So Wilson Tuckey says that terrorists might sneak into Australia posing as illegal immigrants, and Parliament erupts. Kevin says that all the Libs are racist, and Malcolm says they’re not and they all have a jolly good time at our expense arguing about who is the kettle and who is the pot.
Poor old Wilson does tend to froth at the mouth from time to time. Surely it could all have been over and done with very quickly if someone had pointed out that there are lots of easier ways for a terrorist to breach our defences than running this particular gauntlet. Then they could move on with the rather more important business of running the country, instead of running each other down. Perhaps, if they wanted a bit of a laugh, they could suggest that we encourage this means of entry, because any terrorist silly enough to follow such a path would soon be exposed, possibly bringing down a whole network of terrorists!

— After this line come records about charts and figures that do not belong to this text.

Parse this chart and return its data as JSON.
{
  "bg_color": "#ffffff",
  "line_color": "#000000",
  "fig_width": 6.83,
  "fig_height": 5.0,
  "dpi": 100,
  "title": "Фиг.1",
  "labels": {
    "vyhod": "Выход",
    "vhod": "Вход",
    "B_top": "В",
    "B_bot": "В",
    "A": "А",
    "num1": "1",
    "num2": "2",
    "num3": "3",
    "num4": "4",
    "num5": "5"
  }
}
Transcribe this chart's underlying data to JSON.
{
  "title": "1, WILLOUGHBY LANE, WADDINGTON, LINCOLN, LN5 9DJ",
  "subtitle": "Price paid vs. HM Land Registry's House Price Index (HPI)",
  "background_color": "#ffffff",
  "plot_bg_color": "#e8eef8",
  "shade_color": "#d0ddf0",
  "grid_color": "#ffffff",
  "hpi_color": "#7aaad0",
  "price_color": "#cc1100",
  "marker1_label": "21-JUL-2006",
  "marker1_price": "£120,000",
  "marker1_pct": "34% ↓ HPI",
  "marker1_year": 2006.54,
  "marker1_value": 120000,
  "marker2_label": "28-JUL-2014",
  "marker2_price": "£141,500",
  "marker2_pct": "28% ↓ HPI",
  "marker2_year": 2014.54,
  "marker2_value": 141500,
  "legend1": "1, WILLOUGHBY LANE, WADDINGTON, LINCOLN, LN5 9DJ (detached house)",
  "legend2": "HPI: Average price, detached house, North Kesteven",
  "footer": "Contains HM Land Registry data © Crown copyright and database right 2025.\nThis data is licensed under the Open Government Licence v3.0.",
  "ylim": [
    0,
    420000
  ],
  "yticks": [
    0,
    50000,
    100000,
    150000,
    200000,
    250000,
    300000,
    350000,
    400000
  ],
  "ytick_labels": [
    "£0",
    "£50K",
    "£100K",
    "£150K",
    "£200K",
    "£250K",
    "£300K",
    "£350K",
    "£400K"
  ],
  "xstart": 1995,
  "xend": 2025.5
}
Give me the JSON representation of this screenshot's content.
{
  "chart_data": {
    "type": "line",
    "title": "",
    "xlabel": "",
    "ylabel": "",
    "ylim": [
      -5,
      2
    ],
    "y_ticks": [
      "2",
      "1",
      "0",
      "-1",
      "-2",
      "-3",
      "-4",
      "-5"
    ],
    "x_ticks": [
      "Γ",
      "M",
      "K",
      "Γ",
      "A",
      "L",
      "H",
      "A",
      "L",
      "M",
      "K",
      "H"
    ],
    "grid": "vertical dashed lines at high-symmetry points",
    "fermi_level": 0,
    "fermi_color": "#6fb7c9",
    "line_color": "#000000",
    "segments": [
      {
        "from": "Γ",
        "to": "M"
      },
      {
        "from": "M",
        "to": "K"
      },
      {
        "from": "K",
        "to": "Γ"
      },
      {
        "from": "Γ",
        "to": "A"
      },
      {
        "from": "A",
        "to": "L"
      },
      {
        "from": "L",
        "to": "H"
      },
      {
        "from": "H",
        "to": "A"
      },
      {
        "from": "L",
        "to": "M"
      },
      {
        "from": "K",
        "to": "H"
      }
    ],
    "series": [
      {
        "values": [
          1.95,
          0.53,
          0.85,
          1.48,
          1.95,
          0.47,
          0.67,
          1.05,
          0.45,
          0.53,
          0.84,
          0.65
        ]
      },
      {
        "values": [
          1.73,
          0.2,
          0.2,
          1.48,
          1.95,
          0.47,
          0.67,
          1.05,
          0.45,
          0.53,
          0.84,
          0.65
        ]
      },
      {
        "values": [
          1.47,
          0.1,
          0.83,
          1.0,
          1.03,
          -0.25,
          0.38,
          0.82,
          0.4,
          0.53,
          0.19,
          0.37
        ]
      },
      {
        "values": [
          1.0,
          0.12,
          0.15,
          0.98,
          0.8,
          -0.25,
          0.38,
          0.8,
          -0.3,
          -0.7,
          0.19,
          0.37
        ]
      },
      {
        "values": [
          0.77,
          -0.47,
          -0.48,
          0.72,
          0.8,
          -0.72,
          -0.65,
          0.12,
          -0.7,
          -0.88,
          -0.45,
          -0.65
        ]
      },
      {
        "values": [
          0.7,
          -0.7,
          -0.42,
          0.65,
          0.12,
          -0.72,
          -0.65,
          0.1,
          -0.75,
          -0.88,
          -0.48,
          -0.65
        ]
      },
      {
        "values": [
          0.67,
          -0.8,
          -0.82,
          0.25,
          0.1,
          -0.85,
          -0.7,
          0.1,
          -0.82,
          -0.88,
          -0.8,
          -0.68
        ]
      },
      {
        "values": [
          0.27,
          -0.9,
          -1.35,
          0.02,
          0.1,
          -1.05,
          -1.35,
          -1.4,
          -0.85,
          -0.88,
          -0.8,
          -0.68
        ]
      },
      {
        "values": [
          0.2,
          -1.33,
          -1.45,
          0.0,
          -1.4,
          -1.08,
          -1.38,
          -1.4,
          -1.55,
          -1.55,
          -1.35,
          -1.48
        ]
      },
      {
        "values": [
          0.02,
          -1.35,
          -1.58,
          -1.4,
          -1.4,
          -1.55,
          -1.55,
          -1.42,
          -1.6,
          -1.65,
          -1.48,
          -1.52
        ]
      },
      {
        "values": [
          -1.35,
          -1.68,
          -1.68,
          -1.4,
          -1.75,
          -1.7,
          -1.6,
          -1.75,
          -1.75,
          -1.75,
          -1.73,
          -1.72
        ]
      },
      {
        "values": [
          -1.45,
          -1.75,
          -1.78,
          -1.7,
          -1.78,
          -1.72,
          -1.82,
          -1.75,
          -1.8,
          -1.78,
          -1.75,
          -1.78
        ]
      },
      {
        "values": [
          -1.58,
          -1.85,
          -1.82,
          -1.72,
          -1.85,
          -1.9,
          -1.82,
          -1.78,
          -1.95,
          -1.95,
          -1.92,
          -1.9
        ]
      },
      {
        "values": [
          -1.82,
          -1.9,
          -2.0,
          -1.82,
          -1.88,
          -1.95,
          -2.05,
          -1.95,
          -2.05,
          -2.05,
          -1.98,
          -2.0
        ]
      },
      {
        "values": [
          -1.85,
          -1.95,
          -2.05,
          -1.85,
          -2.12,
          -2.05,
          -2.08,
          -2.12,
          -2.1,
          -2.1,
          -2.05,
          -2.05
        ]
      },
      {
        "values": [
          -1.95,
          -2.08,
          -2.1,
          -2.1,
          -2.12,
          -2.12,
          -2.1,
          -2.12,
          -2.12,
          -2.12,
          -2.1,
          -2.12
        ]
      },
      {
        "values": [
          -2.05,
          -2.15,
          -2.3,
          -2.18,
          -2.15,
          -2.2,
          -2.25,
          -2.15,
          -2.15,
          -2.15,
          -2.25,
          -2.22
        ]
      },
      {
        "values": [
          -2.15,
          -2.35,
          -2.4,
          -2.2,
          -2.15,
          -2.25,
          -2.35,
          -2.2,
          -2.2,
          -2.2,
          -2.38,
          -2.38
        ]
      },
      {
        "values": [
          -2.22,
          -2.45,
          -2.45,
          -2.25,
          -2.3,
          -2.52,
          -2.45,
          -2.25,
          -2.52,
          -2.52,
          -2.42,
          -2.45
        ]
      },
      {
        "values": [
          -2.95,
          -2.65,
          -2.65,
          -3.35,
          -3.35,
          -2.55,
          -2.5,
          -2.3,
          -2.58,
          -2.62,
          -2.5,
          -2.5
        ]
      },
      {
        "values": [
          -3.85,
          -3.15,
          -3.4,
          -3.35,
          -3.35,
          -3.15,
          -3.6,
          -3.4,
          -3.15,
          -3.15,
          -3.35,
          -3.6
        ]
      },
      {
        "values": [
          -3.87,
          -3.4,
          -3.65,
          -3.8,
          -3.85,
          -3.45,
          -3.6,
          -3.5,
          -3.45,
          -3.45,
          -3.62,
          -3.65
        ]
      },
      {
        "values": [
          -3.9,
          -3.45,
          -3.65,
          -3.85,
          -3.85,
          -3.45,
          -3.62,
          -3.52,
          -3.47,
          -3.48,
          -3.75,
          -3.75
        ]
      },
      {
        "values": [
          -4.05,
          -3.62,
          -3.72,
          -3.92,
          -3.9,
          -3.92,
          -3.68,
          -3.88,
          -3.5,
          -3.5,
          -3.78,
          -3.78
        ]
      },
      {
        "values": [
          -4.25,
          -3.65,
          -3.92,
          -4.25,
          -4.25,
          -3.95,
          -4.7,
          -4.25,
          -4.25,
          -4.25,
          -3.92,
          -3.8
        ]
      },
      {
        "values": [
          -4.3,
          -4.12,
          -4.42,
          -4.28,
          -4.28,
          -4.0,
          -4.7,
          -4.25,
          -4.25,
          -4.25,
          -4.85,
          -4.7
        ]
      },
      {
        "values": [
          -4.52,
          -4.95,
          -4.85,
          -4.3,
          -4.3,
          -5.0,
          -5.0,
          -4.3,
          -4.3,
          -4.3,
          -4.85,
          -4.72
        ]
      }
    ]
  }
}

It is an effective way of avoiding the issue. There are somewhere between 40 and 60 million refugees in the world, and getting ourselves in a moral uproar about a few of them keeps us from having to consider the big picture, which seems far beyond the ability of our politicians to solve.
Meanwhile the refugees get to spend time in an Indonesian detention centre, but we don’t apologise for that. It’s better than being interred with the children behind razor wire in the Australia desert, isn’t it? Come to think of it, I wouldn’t mind a few weeks in Bali myself.
The adversarial nature of our political system encourages each identical side of the fence to see it as their main duty to try to differentiate themselves from the other side, egged on by a superficial media: surely there has to be a better way.
Recently there has been some disagreement in the Coalition parties on the subject of climate change, and the ETS in particular. It’s all a sign that Malcolm Turnbull can’t control his party members. Labor, on the other hand, is tightly disciplined, and in total agreement on this issue.
And the media sees this as a good thing? Debate and dissension should not be allowed - even encouraged? Isn’t a bit of healthy disagreement a healthy sign?
I think Michael Crichton put it rather well when he said “Historically, the claim of consensus has been the first refuge of scoundrels; it is a way to avoid debate by claiming that the matter is already settled”.
Only 38 per cent of people are in favour of passing the Carbon Pollution (there’s an oxymoron if ever I’ve heard one!) Reduction Scheme (CPRS) before the Copenhagen summit in December (see What the People Want, October 23, 2009). Forty-two per cent of Australians are opposed to the bill; 40 per cent support it.
I’m with the 42 per cent, and I consider it a disgrace that the whole matter is not being debated furiously, and disrupting both sides of politics. I can’t believe that every single member of the Labor Party is in favour. Aren’t they allowed to have an opinion?
As I write this, the 24-hour weather forecast is for an 80 per cent chance of 40 to 80mm of steady rain, but it’s not happening. Australia - 0.3 per cent of the world’s population, responsible for about 1.4 per cent of global emissions - is about to embark on a project which will radically change our economy and way of life, hopefully setting an example for the rest of the world, on the basis of a long term weather forecast, of which “scientists” are 90 per cent confident.
I wouldn’t board a plane flight which had a 90 per cent chance of arriving at its destination, although I would happily load that plane with politicians. I certainly don’t want to gamble the future of my country on such odds.